A la suite de ce bail de 1731, une simple déclaration signée : Fr. Aimé Guillot prieur et Antoine Paquier, en date du 4 octobre 1737, transfère pour neuf ans la susdite amodiation à Charles Paquier fils.

Cette famille a été remplacée dans les susdits grangeages par la famille Guimet, en vertu du bail de neuf ans en date du 3 octobre 1764, Bontaz notaire, D. Raphaël Presset prieur.

La cense en argent est de 1500 livres, payables en trois termes. Les épingles sont " trois louis mirlitons pour une fois ". On rabat 5 livres sur le poids des fromages, qui devront peser 60 livres. Une chambre et la nourriture sont toujours réservées " pour toutes les personnes qui viendront en dévotion " au tombeau du Bienheureux Jean d'Espagne, " moyennant un payement proportionné à leur dépense. " Mêmes clauses que devant pour le reste.

Mêmes clauses encore dans le réacensement du 29 décembre 1773 au même Joseph Guimet par D. Jean-Baptiste Leborgne, Coudray notaire, sauf ces nuances : au lieu d'un pot, il faudra désormais porter à la chartreuse " deux pots de bon laict " tous les dimanches. Dans les cas où seront requis " deux bons chevaux ou juments " pour le transport des religieux ou de leurs provisions, le valet seul aura la nourriture " et non les bêtes de charge ", qui auront à manger " pendant le temps des voitures du vin tant seulement ". On avait oublié de mentionner dans cet acte que le fermier devait 4411 .l. 9 .s. 3 .d. d'arrérages. Le pauvre Guimet en signe une reconnaissance le 21 avril 1776.

Le nouveau bail de neuf ans, en date du 12 juillet 1782, Jean-François Vulliet notaire, est déclaré résiliable " à la fin de chaque troisième année à la réquisition de celle des parties qui le voudra ". Il reporte la cense en numéraire à 1600 livres.
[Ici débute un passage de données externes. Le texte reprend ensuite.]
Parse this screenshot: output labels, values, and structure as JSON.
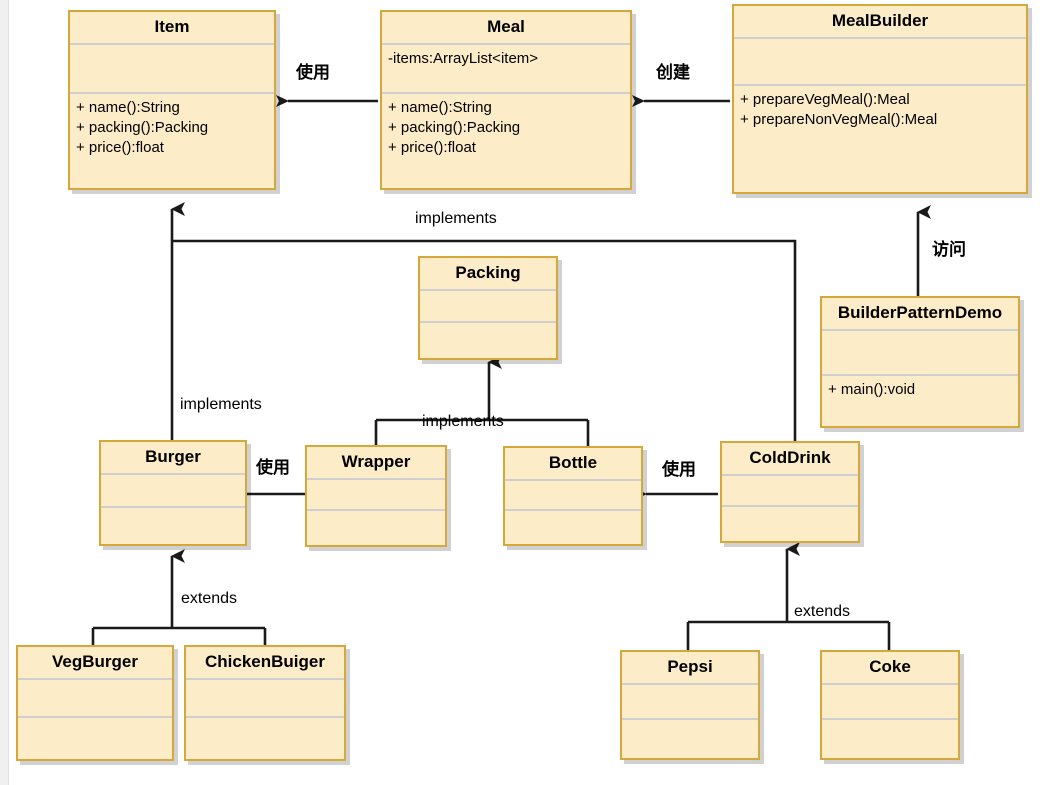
{
  "diagram": {
    "title": "Builder Pattern UML Class Diagram",
    "background": "#ffffff",
    "box_fill": "#fdecc8",
    "box_border": "#d6a83c",
    "divider": "#cfcfcf",
    "line_color": "#1a1a1a"
  },
  "classes": {
    "item": {
      "name": "Item",
      "attributes": [],
      "methods": [
        "+ name():String",
        "+ packing():Packing",
        "+ price():float"
      ]
    },
    "meal": {
      "name": "Meal",
      "attributes": [
        "-items:ArrayList<item>"
      ],
      "methods": [
        "+ name():String",
        "+ packing():Packing",
        "+ price():float"
      ]
    },
    "meal_builder": {
      "name": "MealBuilder",
      "attributes": [],
      "methods": [
        "+ prepareVegMeal():Meal",
        "+ prepareNonVegMeal():Meal"
      ]
    },
    "builder_pattern_demo": {
      "name": "BuilderPatternDemo",
      "attributes": [],
      "methods": [
        "+ main():void"
      ]
    },
    "packing": {
      "name": "Packing",
      "attributes": [],
      "methods": []
    },
    "burger": {
      "name": "Burger",
      "attributes": [],
      "methods": []
    },
    "wrapper": {
      "name": "Wrapper",
      "attributes": [],
      "methods": []
    },
    "bottle": {
      "name": "Bottle",
      "attributes": [],
      "methods": []
    },
    "cold_drink": {
      "name": "ColdDrink",
      "attributes": [],
      "methods": []
    },
    "veg_burger": {
      "name": "VegBurger",
      "attributes": [],
      "methods": []
    },
    "chicken_buiger": {
      "name": "ChickenBuiger",
      "attributes": [],
      "methods": []
    },
    "pepsi": {
      "name": "Pepsi",
      "attributes": [],
      "methods": []
    },
    "coke": {
      "name": "Coke",
      "attributes": [],
      "methods": []
    }
  },
  "relations": {
    "meal_uses_item": "使用",
    "mealbuilder_creates_meal": "创建",
    "demo_visits_mealbuilder": "访问",
    "colddrink_implements_item": "implements",
    "burger_implements_item": "implements",
    "packing_implements_top": "implements",
    "wrapper_bottle_implements_packing": "implements",
    "burger_uses_wrapper": "使用",
    "colddrink_uses_bottle": "使用",
    "burger_extends": "extends",
    "colddrink_extends": "extends"
  }
}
Le fermier devra dix vacherins au lieu de huit. Il fera annuellement " quatre milliers de tavillons " pour l'entretien de ses toitures. Il ne permettra " aucune altération de bornes ", ni que " les billonneurs de Scionzier et autres passent par les possessions du grangeage de la Boucherie ". Pour le surplus, mêmes charges qu'au bail de 1773 ; mais l'on n'oublie pas d'inscrire qu'il reste 4056 .l. 12 .s. 3 .d. d'arrérages. Guimet a payé " quarante livres pour épingles ".
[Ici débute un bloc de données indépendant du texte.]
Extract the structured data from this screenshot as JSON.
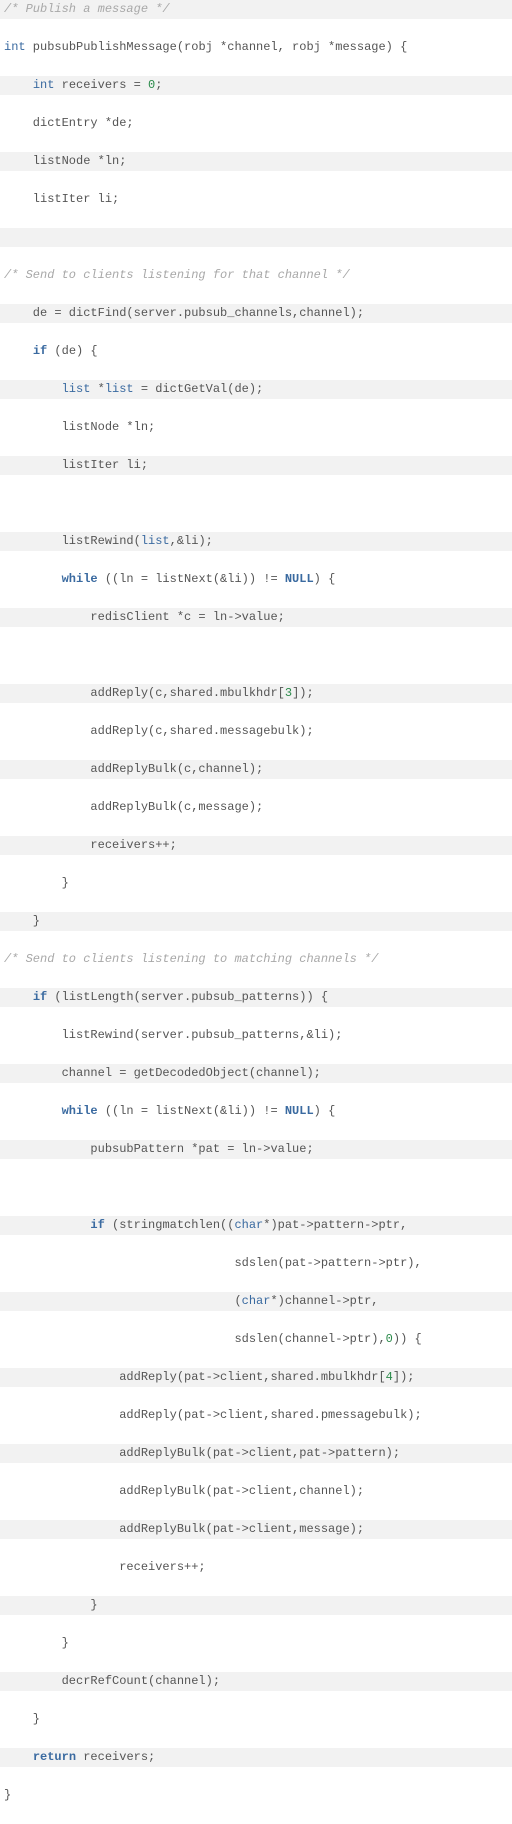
{
  "lines": [
    {
      "hl": true,
      "segments": [
        {
          "cls": "c-comment",
          "t": "/* Publish a message */"
        }
      ]
    },
    {
      "hl": false,
      "segments": [
        {
          "cls": "c-type",
          "t": "int"
        },
        {
          "cls": "c-text",
          "t": " pubsubPublishMessage(robj *channel, robj *message) {"
        }
      ]
    },
    {
      "hl": true,
      "segments": [
        {
          "cls": "c-text",
          "t": "    "
        },
        {
          "cls": "c-type",
          "t": "int"
        },
        {
          "cls": "c-text",
          "t": " receivers = "
        },
        {
          "cls": "c-num",
          "t": "0"
        },
        {
          "cls": "c-text",
          "t": ";"
        }
      ]
    },
    {
      "hl": false,
      "segments": [
        {
          "cls": "c-text",
          "t": "    dictEntry *de;"
        }
      ]
    },
    {
      "hl": true,
      "segments": [
        {
          "cls": "c-text",
          "t": "    listNode *ln;"
        }
      ]
    },
    {
      "hl": false,
      "segments": [
        {
          "cls": "c-text",
          "t": "    listIter li;"
        }
      ]
    },
    {
      "hl": true,
      "segments": [
        {
          "cls": "c-text",
          "t": " "
        }
      ]
    },
    {
      "hl": false,
      "segments": [
        {
          "cls": "c-comment",
          "t": "/* Send to clients listening for that channel */"
        }
      ]
    },
    {
      "hl": true,
      "segments": [
        {
          "cls": "c-text",
          "t": "    de = dictFind(server.pubsub_channels,channel);"
        }
      ]
    },
    {
      "hl": false,
      "segments": [
        {
          "cls": "c-text",
          "t": "    "
        },
        {
          "cls": "c-kw",
          "t": "if"
        },
        {
          "cls": "c-text",
          "t": " (de) {"
        }
      ]
    },
    {
      "hl": true,
      "segments": [
        {
          "cls": "c-text",
          "t": "        "
        },
        {
          "cls": "c-type",
          "t": "list"
        },
        {
          "cls": "c-text",
          "t": " *"
        },
        {
          "cls": "c-type",
          "t": "list"
        },
        {
          "cls": "c-text",
          "t": " = dictGetVal(de);"
        }
      ]
    },
    {
      "hl": false,
      "segments": [
        {
          "cls": "c-text",
          "t": "        listNode *ln;"
        }
      ]
    },
    {
      "hl": true,
      "segments": [
        {
          "cls": "c-text",
          "t": "        listIter li;"
        }
      ]
    },
    {
      "hl": false,
      "segments": [
        {
          "cls": "c-text",
          "t": " "
        }
      ]
    },
    {
      "hl": true,
      "segments": [
        {
          "cls": "c-text",
          "t": "        listRewind("
        },
        {
          "cls": "c-type",
          "t": "list"
        },
        {
          "cls": "c-text",
          "t": ",&li);"
        }
      ]
    },
    {
      "hl": false,
      "segments": [
        {
          "cls": "c-text",
          "t": "        "
        },
        {
          "cls": "c-kw",
          "t": "while"
        },
        {
          "cls": "c-text",
          "t": " ((ln = listNext(&li)) != "
        },
        {
          "cls": "c-const",
          "t": "NULL"
        },
        {
          "cls": "c-text",
          "t": ") {"
        }
      ]
    },
    {
      "hl": true,
      "segments": [
        {
          "cls": "c-text",
          "t": "            redisClient *c = ln->value;"
        }
      ]
    },
    {
      "hl": false,
      "segments": [
        {
          "cls": "c-text",
          "t": " "
        }
      ]
    },
    {
      "hl": true,
      "segments": [
        {
          "cls": "c-text",
          "t": "            addReply(c,shared.mbulkhdr["
        },
        {
          "cls": "c-num",
          "t": "3"
        },
        {
          "cls": "c-text",
          "t": "]);"
        }
      ]
    },
    {
      "hl": false,
      "segments": [
        {
          "cls": "c-text",
          "t": "            addReply(c,shared.messagebulk);"
        }
      ]
    },
    {
      "hl": true,
      "segments": [
        {
          "cls": "c-text",
          "t": "            addReplyBulk(c,channel);"
        }
      ]
    },
    {
      "hl": false,
      "segments": [
        {
          "cls": "c-text",
          "t": "            addReplyBulk(c,message);"
        }
      ]
    },
    {
      "hl": true,
      "segments": [
        {
          "cls": "c-text",
          "t": "            receivers++;"
        }
      ]
    },
    {
      "hl": false,
      "segments": [
        {
          "cls": "c-text",
          "t": "        }"
        }
      ]
    },
    {
      "hl": true,
      "segments": [
        {
          "cls": "c-text",
          "t": "    }"
        }
      ]
    },
    {
      "hl": false,
      "segments": [
        {
          "cls": "c-comment",
          "t": "/* Send to clients listening to matching channels */"
        }
      ]
    },
    {
      "hl": true,
      "segments": [
        {
          "cls": "c-text",
          "t": "    "
        },
        {
          "cls": "c-kw",
          "t": "if"
        },
        {
          "cls": "c-text",
          "t": " (listLength(server.pubsub_patterns)) {"
        }
      ]
    },
    {
      "hl": false,
      "segments": [
        {
          "cls": "c-text",
          "t": "        listRewind(server.pubsub_patterns,&li);"
        }
      ]
    },
    {
      "hl": true,
      "segments": [
        {
          "cls": "c-text",
          "t": "        channel = getDecodedObject(channel);"
        }
      ]
    },
    {
      "hl": false,
      "segments": [
        {
          "cls": "c-text",
          "t": "        "
        },
        {
          "cls": "c-kw",
          "t": "while"
        },
        {
          "cls": "c-text",
          "t": " ((ln = listNext(&li)) != "
        },
        {
          "cls": "c-const",
          "t": "NULL"
        },
        {
          "cls": "c-text",
          "t": ") {"
        }
      ]
    },
    {
      "hl": true,
      "segments": [
        {
          "cls": "c-text",
          "t": "            pubsubPattern *pat = ln->value;"
        }
      ]
    },
    {
      "hl": false,
      "segments": [
        {
          "cls": "c-text",
          "t": " "
        }
      ]
    },
    {
      "hl": true,
      "segments": [
        {
          "cls": "c-text",
          "t": "            "
        },
        {
          "cls": "c-kw",
          "t": "if"
        },
        {
          "cls": "c-text",
          "t": " (stringmatchlen(("
        },
        {
          "cls": "c-type",
          "t": "char"
        },
        {
          "cls": "c-text",
          "t": "*)pat->pattern->ptr,"
        }
      ]
    },
    {
      "hl": false,
      "segments": [
        {
          "cls": "c-text",
          "t": "                                sdslen(pat->pattern->ptr),"
        }
      ]
    },
    {
      "hl": true,
      "segments": [
        {
          "cls": "c-text",
          "t": "                                ("
        },
        {
          "cls": "c-type",
          "t": "char"
        },
        {
          "cls": "c-text",
          "t": "*)channel->ptr,"
        }
      ]
    },
    {
      "hl": false,
      "segments": [
        {
          "cls": "c-text",
          "t": "                                sdslen(channel->ptr),"
        },
        {
          "cls": "c-num",
          "t": "0"
        },
        {
          "cls": "c-text",
          "t": ")) {"
        }
      ]
    },
    {
      "hl": true,
      "segments": [
        {
          "cls": "c-text",
          "t": "                addReply(pat->client,shared.mbulkhdr["
        },
        {
          "cls": "c-num",
          "t": "4"
        },
        {
          "cls": "c-text",
          "t": "]);"
        }
      ]
    },
    {
      "hl": false,
      "segments": [
        {
          "cls": "c-text",
          "t": "                addReply(pat->client,shared.pmessagebulk);"
        }
      ]
    },
    {
      "hl": true,
      "segments": [
        {
          "cls": "c-text",
          "t": "                addReplyBulk(pat->client,pat->pattern);"
        }
      ]
    },
    {
      "hl": false,
      "segments": [
        {
          "cls": "c-text",
          "t": "                addReplyBulk(pat->client,channel);"
        }
      ]
    },
    {
      "hl": true,
      "segments": [
        {
          "cls": "c-text",
          "t": "                addReplyBulk(pat->client,message);"
        }
      ]
    },
    {
      "hl": false,
      "segments": [
        {
          "cls": "c-text",
          "t": "                receivers++;"
        }
      ]
    },
    {
      "hl": true,
      "segments": [
        {
          "cls": "c-text",
          "t": "            }"
        }
      ]
    },
    {
      "hl": false,
      "segments": [
        {
          "cls": "c-text",
          "t": "        }"
        }
      ]
    },
    {
      "hl": true,
      "segments": [
        {
          "cls": "c-text",
          "t": "        decrRefCount(channel);"
        }
      ]
    },
    {
      "hl": false,
      "segments": [
        {
          "cls": "c-text",
          "t": "    }"
        }
      ]
    },
    {
      "hl": true,
      "segments": [
        {
          "cls": "c-text",
          "t": "    "
        },
        {
          "cls": "c-kw",
          "t": "return"
        },
        {
          "cls": "c-text",
          "t": " receivers;"
        }
      ]
    },
    {
      "hl": false,
      "segments": [
        {
          "cls": "c-text",
          "t": "}"
        }
      ]
    }
  ]
}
Le dernier bail est passé à la chartreuse du Reposoir par Jean-Marie Thévenet notaire national, le 18 décembre 1792, " l'an premier de la République " entre " les citoïens " Jean-François, fils de feu Jean Favre, natif du Grand-Bornand, prieur, assisté de Jean-Joseph, fils de feu Claude Roch, procureur, natif de la ville d'Annecy, et les trois garçons de feu Joseph Guimet, soit les " citoïens Pierre, Joseph et Antoine Guimet ".

Cense annuelle : " seize cent livres valleur de la cy devant Savoie,.... déclarants lesdits citoïens chartreux avoir reçus desdits Guimet six écus neufs de France pour étrênes. " Témoins : les " citoïens Jean-Pierre Dumont, natif et habitant de la ville de Bonneville, et Étienne Decret, natif dudit lieu et habitant à Ayze. "
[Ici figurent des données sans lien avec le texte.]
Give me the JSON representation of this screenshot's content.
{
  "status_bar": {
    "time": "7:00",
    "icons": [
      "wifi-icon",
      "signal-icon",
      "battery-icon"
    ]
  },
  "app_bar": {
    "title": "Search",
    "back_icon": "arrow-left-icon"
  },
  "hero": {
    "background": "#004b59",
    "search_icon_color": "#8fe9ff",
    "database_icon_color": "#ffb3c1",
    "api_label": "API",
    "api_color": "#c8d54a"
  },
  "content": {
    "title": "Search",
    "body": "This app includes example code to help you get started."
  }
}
L'acte, qui n'est plus "vieux style ", s'en tient absolument aux clauses de 1782, mais sans les reproduire.

Ces citoïens intrus, qui appliquaient par là le principe de l'égalité en qualifiant nos vénérables religieux de citoïens, reparaîtront au commencement de notre Seconde Partie.

L'acensement des autres fermes, telles que la Fromentière, Leydevier, la Côte David, Verdun, la Balmette, Saint-Charles, les Frasses, Plan-Jory, la Carronnière, les Mouilles, Saint-Anthelme, Porte d'Age... étaient aux mêmes conditions que ci-devant, quant à la nature des censes, aux termes des payements et au soin des bâtiments et des terres.

Les religieux insistaient principalement sur l'extirpation des buissons, l'entretien des chemins et des clôtures, l'interdiction de rien sous-acenser, l'ordre de faire consumer sur place tout le fourrage de la ferme, la défense de recevoir la nuit les domestiques du couvent, l'obligation de soumettre tout litige au Prieur, la nécessité de conserver la bonne harmonie entre voisins et de mener soi-même une conduite chrétienne.

(1) Dévotion au tombeau du B. Jean d'Espagne.